First, we transform the counts for each day into a dictionary with date as key. At the same loop, we find the day with the most analytics. We want to use this max number of visits as the 100% column of our graph.

count_per_day = defaultdict(int)
highest_day_count = 1
for item in day_counts:
    count_per_day[item["created_at"].date()] += item["id__count"]

    # find day with the most analytics counts (i.e. visits)
    if highest_day_count < count_per_day[item["created_at"].date()]:
        highest_day_count = count_per_day[item["created_at"].date()]

Then, we calculate the counts and percentages we need for each day.

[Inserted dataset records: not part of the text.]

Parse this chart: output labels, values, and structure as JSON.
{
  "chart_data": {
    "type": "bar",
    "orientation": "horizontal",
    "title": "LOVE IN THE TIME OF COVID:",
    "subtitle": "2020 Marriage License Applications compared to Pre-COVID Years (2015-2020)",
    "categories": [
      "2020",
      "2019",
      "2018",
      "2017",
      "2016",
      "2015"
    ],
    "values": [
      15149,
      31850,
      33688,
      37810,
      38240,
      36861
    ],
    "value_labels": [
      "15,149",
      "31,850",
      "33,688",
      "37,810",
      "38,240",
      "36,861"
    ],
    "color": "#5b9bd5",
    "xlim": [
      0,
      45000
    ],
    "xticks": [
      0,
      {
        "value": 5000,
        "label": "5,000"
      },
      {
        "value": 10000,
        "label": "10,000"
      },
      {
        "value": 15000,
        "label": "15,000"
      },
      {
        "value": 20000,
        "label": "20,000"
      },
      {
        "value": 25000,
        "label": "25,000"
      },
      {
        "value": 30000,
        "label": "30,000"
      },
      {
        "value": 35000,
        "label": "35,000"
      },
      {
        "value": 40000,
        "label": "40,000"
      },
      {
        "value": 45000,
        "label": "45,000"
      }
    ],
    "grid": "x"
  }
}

  • We normalise each analytics count as a percentage.
  • If it's 0, we re-write to 1px, so that it's visible in the graph.
  • Each column has 18px width, plus 1px on each side as margin.
current_date = timezone.now().date()
while date_25d_ago <= current_date:
    # normalize day count to percentage for svg drawing
    count_percent = 1  # keep lowest value to 1 so as it's visible
    if highest_day_count != 0 and count_per_day[current_date] != 0:
        count_percent = count_per_day[current_date] * 100 / highest_day_count

    context["post_analytics"][current_date] = {
        "count": count_per_day[current_date],
        "x_offset": current_x_offset,
        "count_percent": count_percent,
        "negative_count_percent": 100 - count_percent,
    }
    current_date = current_date - timedelta(days=1)
    current_x_offset += 20

The negative_count_percent is 100 - count_percent, because the SVG positions stars counting from above. So, for example, if our column is 10px tall, we want it to start from 90px down, so that it finishes at 100px (as it has 10px height). In this way, every column's lower edge is aligned.

Referers

We aim for simplicity as far as the referers are concerned, too. We retrieve them in aggregate:

context["referers_count"] = (
    models.Analytic.objects.filter(
        post=self.object, created_at__gt=date_25d_ago
    )
    .values("referer")
    .annotate(Count("id"))
    .order_by("-id__count")
)

And render them in a template like so:

{% for rc in referers_count %}
{% if rc.referer is None %}
<li><strong>{{ rc.id__count }}</strong> visits without a referer</li>
{% else %}
<li>
    <strong>{{ rc.id__count }}</strong>
    visits from
    <span style="font-family: monospace;">{{ rc.referer }}</span>
</li>
{% endif %}
{% empty %}
<li><i>No visits</i></li>
{% endfor %}

Epilogue

I remember looking at a very similar graph in sourcehut, but I can't find it now. That was definitely the primary source of inspiration. Along with the conviction that writing SVG myself is not illogical.

PS. Since writing this post, referrer logging has been removed from mataroa, following the change of the default referrer policy by Firefox and Chrome.